Russian Potato Woes
The serious state of affairs in the Russian potato industry has made headlines in the mass media in Russia and around the world for the past couple of months. An extremely hot and dry growing season is mostly to blame for the severe crop losses suffered by Russian potato growers. Exact statistics are rare, but the latest figures from the Russian Ministry of Agriculture suggest production should reach 22 million tonnes for 2010 compared with 31 million tonnes harvested in 2009. Total Russian imports, according to some observers, could therefore extend to over 500,000 tonnes this season compared with average levels of approximately 375,000 tonnes, although others are forecasting imports of over two million tonnes.
The Russian media is reporting a steep rise in potato prices at the retail level, not only due to a shortage of domestic potatoes but also because of high import costs of table potatoes. There is some concern among exporters about rejection levels and payment, particularly as the season progresses. Russian authorities reacted quickly in November when nematodes were discovered in a delivery of potatoes from Belgium, threatening to prohibit imports not only from Belgium but from France and the Netherlands. Some market analysts hope that Russia’s need for potatoes might open export opportunities for growers and dealers in Canada and the United States.
European Crop Down
“Estimates suggest that three to five per cent of the total potato crop in Belgium, France and the Netherlands was lost due to frost”

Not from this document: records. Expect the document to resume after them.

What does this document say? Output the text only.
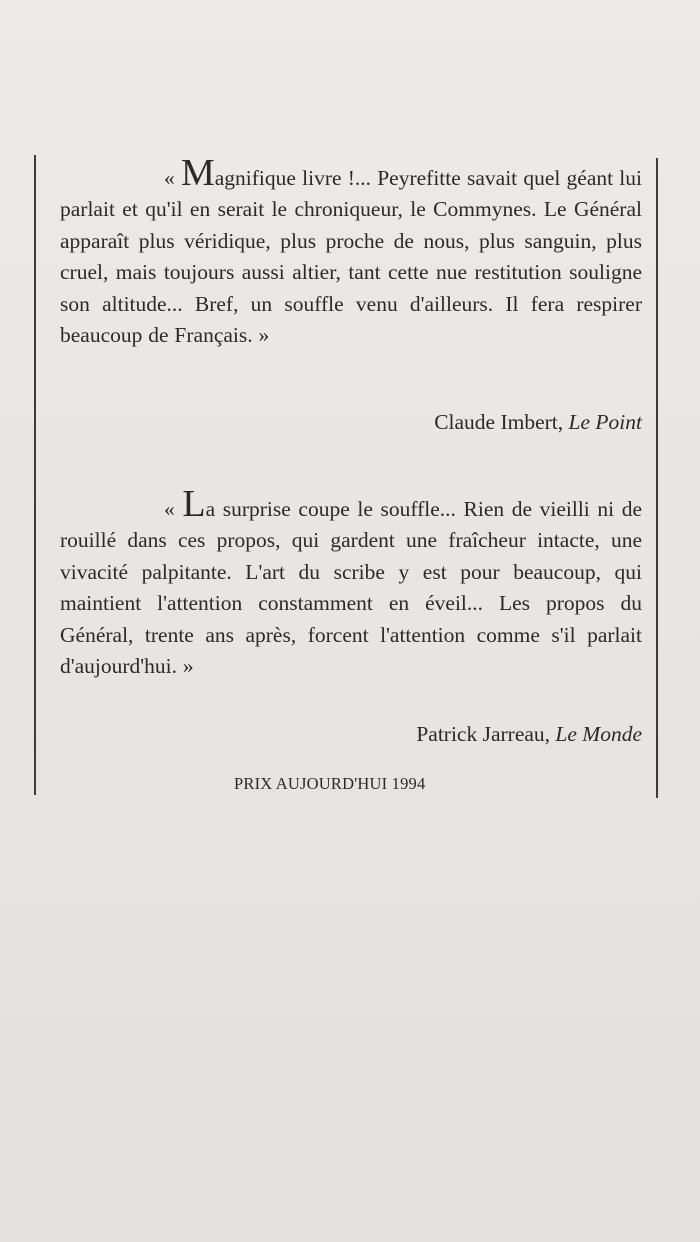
« Magnifique livre !... Peyrefitte savait quel géant lui parlait et qu'il en serait le chroniqueur, le Commynes. Le Général apparaît plus véridique, plus proche de nous, plus sanguin, plus cruel, mais toujours aussi altier, tant cette nue restitution souligne son altitude... Bref, un souffle venu d'ailleurs. Il fera respirer beaucoup de Français. »

Claude Imbert, Le Point

« La surprise coupe le souffle... Rien de vieilli ni de rouillé dans ces propos, qui gardent une fraîcheur intacte, une vivacité palpitante. L'art du scribe y est pour beaucoup, qui maintient l'attention constamment en éveil... Les propos du Général, trente ans après, forcent l'attention comme s'il parlait d'aujourd'hui. »

Patrick Jarreau, Le Monde
PRIX AUJOURD'HUI 1994
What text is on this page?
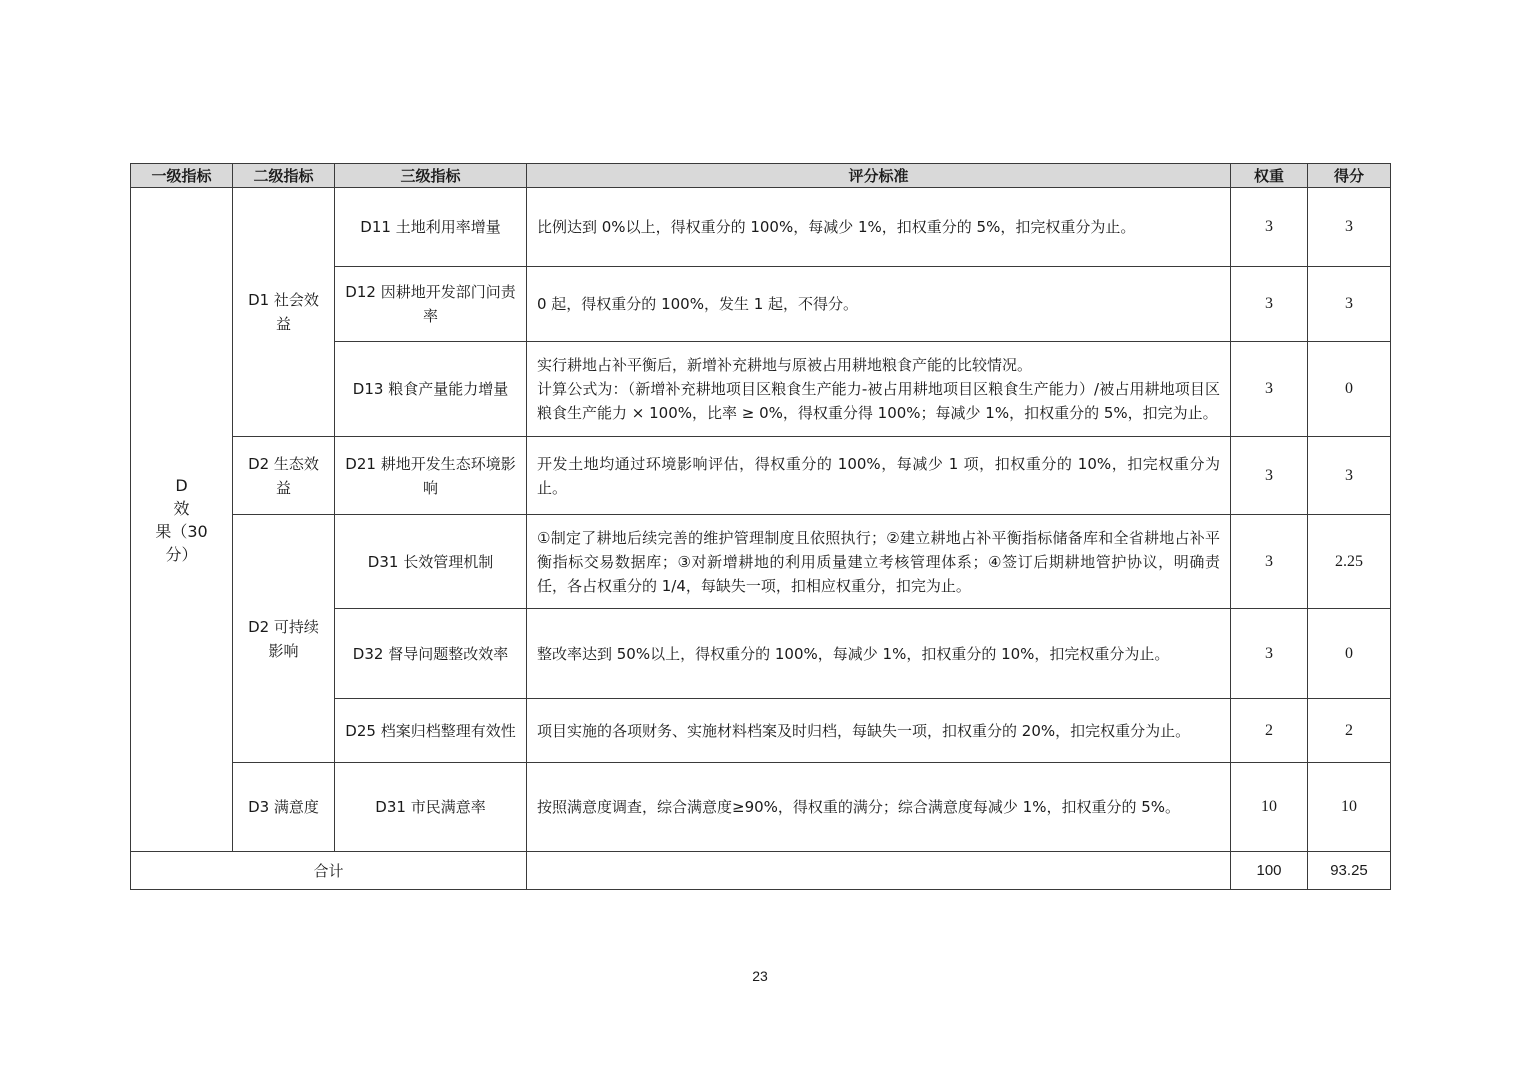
一级指标	二级指标	三级指标	评分标准	权重	得分

D
效
果（30
分）	D1 社会效益	D11 土地利用率增量	比例达到 0%以上，得权重分的 100%，每减少 1%，扣权重分的 5%，扣完权重分为止。	3	3
		D12 因耕地开发部门问责率	0 起，得权重分的 100%，发生 1 起，不得分。	3	3
		D13 粮食产量能力增量	实行耕地占补平衡后，新增补充耕地与原被占用耕地粮食产能的比较情况。
计算公式为：（新增补充耕地项目区粮食生产能力-被占用耕地项目区粮食生产能力）/被占用耕地项目区粮食生产能力 × 100%，比率 ≥ 0%，得权重分得 100%；每减少 1%，扣权重分的 5%，扣完为止。	3	0
	D2 生态效益	D21 耕地开发生态环境影响	开发土地均通过环境影响评估，得权重分的 100%，每减少 1 项，扣权重分的 10%，扣完权重分为止。	3	3
	D2 可持续影响	D31 长效管理机制	①制定了耕地后续完善的维护管理制度且依照执行；②建立耕地占补平衡指标储备库和全省耕地占补平衡指标交易数据库；③对新增耕地的利用质量建立考核管理体系；④签订后期耕地管护协议，明确责任，各占权重分的 1/4，每缺失一项，扣相应权重分，扣完为止。	3	2.25
		D32 督导问题整改效率	整改率达到 50%以上，得权重分的 100%，每减少 1%，扣权重分的 10%，扣完权重分为止。	3	0
		D25 档案归档整理有效性	项目实施的各项财务、实施材料档案及时归档，每缺失一项，扣权重分的 20%，扣完权重分为止。	2	2
	D3 满意度	D31 市民满意率	按照满意度调查，综合满意度≥90%，得权重的满分；综合满意度每减少 1%，扣权重分的 5%。	10	10
合计				100	93.25
23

Russia was not the only country hit with unfavourable growing conditions this past season; problems with crops were experienced in much of Western and Eastern Europe. The North-Western European Potato Growers organization estimates a total harvest for processing and table potatoes of 23.8 million tonnes in the five major potato-producing countries of Germany, Holland, the United Kingdom, France and Belgium. This figure is 4.4 per cent (one million tonnes) less than was harvested last year.
Only in Belgium have more potatoes been harvested this season over the last, with an increase of 8.8 per cent to over 3.5 million tonnes. Total potato production for the European Union was estimated at 40.3 million tonnes, compared with 45.4 million tonnes in 2009. Production decreased by 30 per cent in Lithuania, 25 per cent in Romania, 21 per cent in Slovakia and six per cent in Poland. A sudden sharp fall in temperature in late November and early December led to additional losses of unharvested potato crops in the EU. Estimates suggest that three to five per cent of the total potato crop in Belgium, France and the Netherlands was lost due to frost.
German Growers Disgruntled Over High Costs and Low Return On Investment
The German Farmers’ Association recently noted that the revenue situation of farmers in that country has deteriorated considerably in the last number of years.
Prices of potato seed, fertilizer, energy, irrigation equipment, as well as land rent and wages have risen sharply and continue to rise. Weather extremes in the form of heatwaves, severe droughts and flooding are causing irreversible losses. Processing potato growers’ prices are determined before harvest time preventing growers from benefitting from positive price developments in the open marketplace. It has been reported that many of these growers are now considering leaving the potato industry, moving on to other crops such as maize, which they believe offer a better return on investment.